En asuntos de felicidad
La felicidad no es una meta; es un estado de satisfacción. No puede ir al plan de trabajo, ni alcanzarse por imposiciones. No es feliz el que más tenga, sino el que disfrute lo que posee, aunque siempre sea inconmensurablemente menos que los demás.
Para ser feliz no basta tener dinero. Ni otras riquezas. No son necesarios un auto y una buena casa. La muestra es que el pobre cifra sus esperanzas de ser feliz para cuando tenga dinero, pero ¿y el rico que lo tiene, pero no es feliz, cómo lo resolverá?
La salud sí es necesaria, y ese es el punto de partida hacia la felicidad; la deben acompañar un respeto hacia los ajeno y a uno mismo, una permanente sonrisa y el espíritu solidario sincero, no el aparente.
La felicidad no se encuentra en los lugares a donde vamos: siempre la llevamos dentro. Quiere decir que puede estar en el desierto o en las grandes ciudades; en el barrio pobre o en la cima de la montaña; a orillas del mar o en la selva agreste.

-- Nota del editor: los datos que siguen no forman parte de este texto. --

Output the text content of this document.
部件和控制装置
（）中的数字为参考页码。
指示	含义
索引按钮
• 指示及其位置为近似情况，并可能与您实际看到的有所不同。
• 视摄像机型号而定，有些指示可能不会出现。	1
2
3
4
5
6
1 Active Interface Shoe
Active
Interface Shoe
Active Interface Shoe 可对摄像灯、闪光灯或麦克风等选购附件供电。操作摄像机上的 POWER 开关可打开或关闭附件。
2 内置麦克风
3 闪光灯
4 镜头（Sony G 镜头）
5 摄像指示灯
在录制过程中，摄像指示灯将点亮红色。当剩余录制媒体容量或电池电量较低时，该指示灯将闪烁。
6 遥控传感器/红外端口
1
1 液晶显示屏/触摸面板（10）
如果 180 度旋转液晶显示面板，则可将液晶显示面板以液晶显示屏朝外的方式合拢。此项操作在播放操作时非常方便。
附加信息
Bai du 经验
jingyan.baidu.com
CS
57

Hay personas que viven rodeados de comodidades, pero no son felices, les falta corazón, ese órgano que fisiológicamente bombea sangre, pero espiritualmente nos hace amar a los demás, respetar los sentimientos contrarios y nos hace soberanos para decidir en que jardín encontrar rosas.
También les puede faltar cerebro para las decisiones atinadas, para respetar ideas ajenas, para aceptar las opiniones de los demás, aunque le parezcan inverosímiles, para poder discernir sin envidia y pensar con claridad.
Por eso debemos pensar que hoy será siempre el día más bello; que lo más fácil en la vida es equivocarse y que nuestro mayor obstáculo es el miedo. No debemos olvidar que el peor de todos los males es el egoísmo y que la distracción mayor es el trabajo.
Para se felices debemos tener presente ser útiles a los demás, relegar el mal humor y repletarnos de optimismo para obtener la necesaria paz interior. El problema está en que si no sacamos al mentiroso que como humanos podemos llevar dentro y extirpamos el rencor, difícilmente alcanzaremos a ser felices.
Y cuando afirmo esto último es porque la convivencia me ha demostrado que estamos rodeados de un mar de ellos, que tienen una extraordinaria capacidad para el engaño y viven con las citas de clásicos en los labios, cuando apenas conocen las obras.
En los estudios se considera que la forma más rápida de llegar es la recta y en la vida la vía expedita es el camino correcto, porque a ambos lados vamos sembrando amor, tranquilidad, confianza, esperanzas. A la par que vamos desbrozando los marabuzales de la incompetencia.
La meditación es necesaria, no se puede ir por la vida arremetiendo contra todos y viendo manchas negras en los soles que nos rodean, criticando lo que no nos resulta conveniente y mientras, no aportamos a las soluciones que es lo más saludable.
No se trata de frases hechas ni palabras huecas, si las razonamos y más que eso, si profundizamos en su contenido en la práctica diaria, veremos que la felicidad puede ir junto a nosotros si nos lo proponemos.
Es necesario despertar al Pequeño Príncipe que llevamos dentro, sí el mismo que está en el libro de cuentos, y que nos aporta más enseñanzas que los años vividos, porque es la sabiduría acumulada de la sociedad.
La felicidad no es tratar de alcanzar a cualquier precio lo que nos falta, sino de disfrutar con intensidad lo que tenemos.
Recién encontré un pensamiento, no sé de quien es, que merece cerrar este trabajo: “Una persona feliz no es alguien que se halla en una determinada serie de circunstancias, sino mas bien alguien que adopta una determinada serie de actitudes”.
No hay fuerza en el mundo, por poderosa que sea, que nos haga cambiar una opinión, si la consideramos justa; nadie tiene que pensar por nosotros, cada cual tiene su cuota de inteligencia para defender una causa noble; la violencia puede destruir lo físico, pero no puede borrar el sentimiento, ese perdura, cae y resucita, hay que respetar las armas que cada uno decida en el combate, no somos omnipotentes, quizás la rosa haga más daño que el sable.